Similarly, if an endpoint is not subject to an L4 policy, communication from and to all ports is permitted. Associating at least one L4 policy to an endpoint will block all connectivity to ports unless explicitly allowed.
Orchestration System Specifics¶
Cilium regards each deployed Pod as an endpoint with regards to networking and security policy enforcement. Labels associated with pods can be used to define the identity of the endpoint.
When two pods communicate via a service construct, then the labels of the origin pod apply to determine the identity.
Cilium is deeply integrated with container platforms like Docker or Kubernetes. This enables Cilium to perform network forwarding and security using a model that maps directly to notions of identity (e.g., labels) and service abstractions that are native to the container platform.
In this section, we will provide more detail on how Cilium integrates with Docker and Kubernetes.
When deployed with Kubernetes, Cilium provides four core Kubernetes networking capabilities:
- Direct pod-to-pod network inter-connectivity.
- Service-based load-balancing for pod-to-pod inter-connectivity (i.e., a kube-proxy replacement).
- Identity-based security policies for all (direct and service-based) Pod-to-Pod inter-connectivity.
- External-to-Pod service-based load-balancing (referred to as Ingress in Kubernetes)

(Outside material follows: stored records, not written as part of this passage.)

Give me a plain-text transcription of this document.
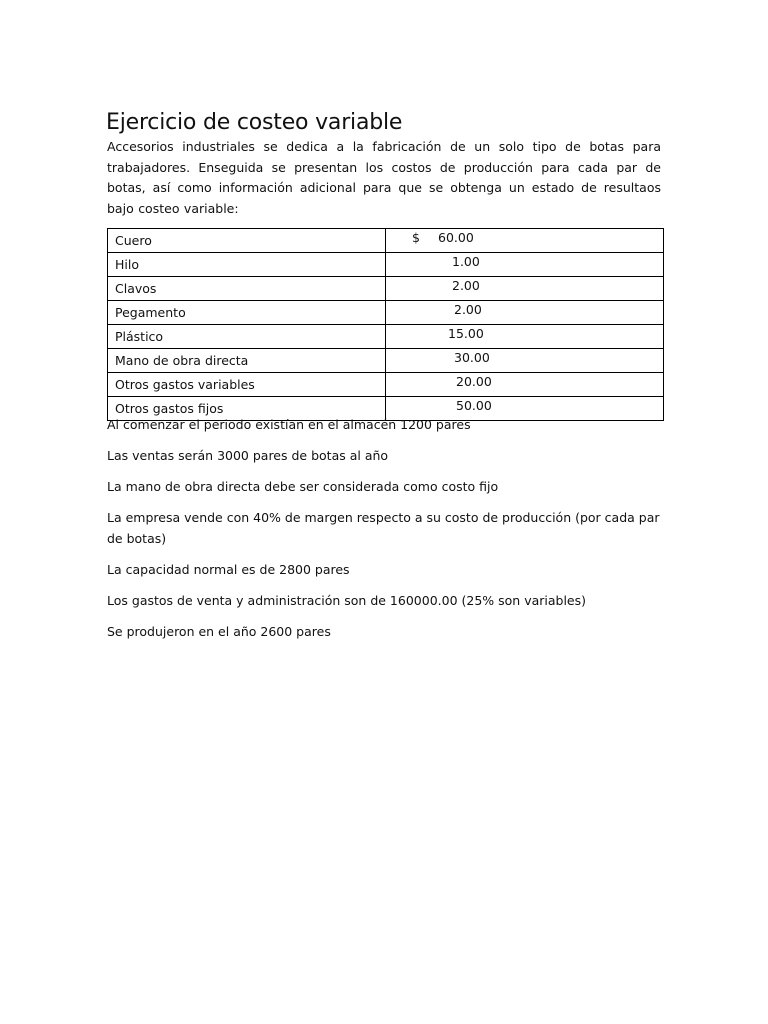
Ejercicio de costeo variable

Accesorios industriales se dedica a la fabricación de un solo tipo de botas para trabajadores. Enseguida se presentan los costos de producción para cada par de botas, así como información adicional para que se obtenga un estado de resultaos bajo costeo variable:

Cuero	$ 60.00

Hilo	1.00

Clavos	2.00

Pegamento	2.00

Plástico	15.00

Mano de obra directa	30.00

Otros gastos variables	20.00

Otros gastos fijos	50.00
Al comenzar el periodo existían en el almacén 1200 pares
Las ventas serán 3000 pares de botas al año
La mano de obra directa debe ser considerada como costo fijo
La empresa vende con 40% de margen respecto a su costo de producción (por cada par de botas)
La capacidad normal es de 2800 pares
Los gastos de venta y administración son de 160000.00 (25% son variables)
Se produjeron en el año 2600 pares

In Kubernetes, containers are deployed within units referred to as Pod, which include one or more containers reachable via a single IP address. With Cilium, each Pod gets an IP address from the node prefix of the Linux node running the Pod. See address management for additional details. In the absence of any network security policies, all Pods can reach each other.

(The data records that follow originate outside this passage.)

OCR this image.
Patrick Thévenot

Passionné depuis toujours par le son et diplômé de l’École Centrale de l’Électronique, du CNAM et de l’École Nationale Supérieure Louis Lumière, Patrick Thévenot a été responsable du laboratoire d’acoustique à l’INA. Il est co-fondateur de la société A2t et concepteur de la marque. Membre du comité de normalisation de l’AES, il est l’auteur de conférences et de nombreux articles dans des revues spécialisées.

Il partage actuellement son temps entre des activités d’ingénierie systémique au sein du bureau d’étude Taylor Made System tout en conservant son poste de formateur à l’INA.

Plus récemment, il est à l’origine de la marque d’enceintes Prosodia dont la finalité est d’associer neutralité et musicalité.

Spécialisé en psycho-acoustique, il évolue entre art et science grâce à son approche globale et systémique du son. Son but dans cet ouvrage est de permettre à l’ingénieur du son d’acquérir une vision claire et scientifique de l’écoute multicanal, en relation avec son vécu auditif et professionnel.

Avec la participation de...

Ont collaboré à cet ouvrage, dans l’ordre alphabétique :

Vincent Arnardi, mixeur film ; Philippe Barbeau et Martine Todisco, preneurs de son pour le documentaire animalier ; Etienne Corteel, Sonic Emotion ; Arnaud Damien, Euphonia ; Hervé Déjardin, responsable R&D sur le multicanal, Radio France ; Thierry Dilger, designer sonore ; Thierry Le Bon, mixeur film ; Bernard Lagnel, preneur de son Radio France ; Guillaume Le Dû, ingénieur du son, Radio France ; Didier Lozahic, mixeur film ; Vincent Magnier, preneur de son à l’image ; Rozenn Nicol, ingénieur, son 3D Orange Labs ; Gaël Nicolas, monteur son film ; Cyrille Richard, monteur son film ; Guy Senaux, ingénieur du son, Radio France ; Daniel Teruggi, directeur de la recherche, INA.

Pod IP addresses are typically local to the Kubernetes cluster. If pods need to reach services outside the cluster as a client, the network traffic is automatically masqueraded as it leaves the node. You can find additional information in the section External Network Connectivity.
Kubernetes has developed the Services abstraction which provides the user the ability to load balance network traffic to different pods. This abstraction allows the pods reaching out to other pods by a single IP address, a virtual IP address, without knowing all the pods that are running that particular service.
Without Cilium, kube-proxy is installed on every node, watches for endpoints and services addition and removal on the kube-master which allows it to to apply the necessary enforcement on iptables. Thus, the received and sent traffic from and to the pods are properly routed to the node and port serving for that service. For more information you can check out the kubernetes user guide for Services.
Cilium load-balancer acts on the same principles as kube-proxy, it watches for services addition or removal, but instead of doing the enforcement on the iptables, it updates BPF map entries on each node. For more information, see the Pull Request.
Docker supports network plugins via the libnetwork plugin interface .
When using Cilium with Docker, one creates a single logical Docker network of type cilium and with an IPAM-driver of type cilium, which delegates control over IP address management and network connectivity to Cilium for all containers attached to this network for both IPv4 and IPv6 connectivity. Each Docker container gets an IP address from the node prefix of the node running the container.
When deployed with Docker, each Linux node runs a cilium-docker agent, which receives libnetwork calls from Docker and then communicates with the Cilium Agent to control container networking.
Security policies controlling connectivity between the Docker containers can be written in terms of the Docker container labels passed to Docker while creating the container. These policies can be created/updated via communication directly with the Cilium agent, either via API or by using the Cilium CLI client.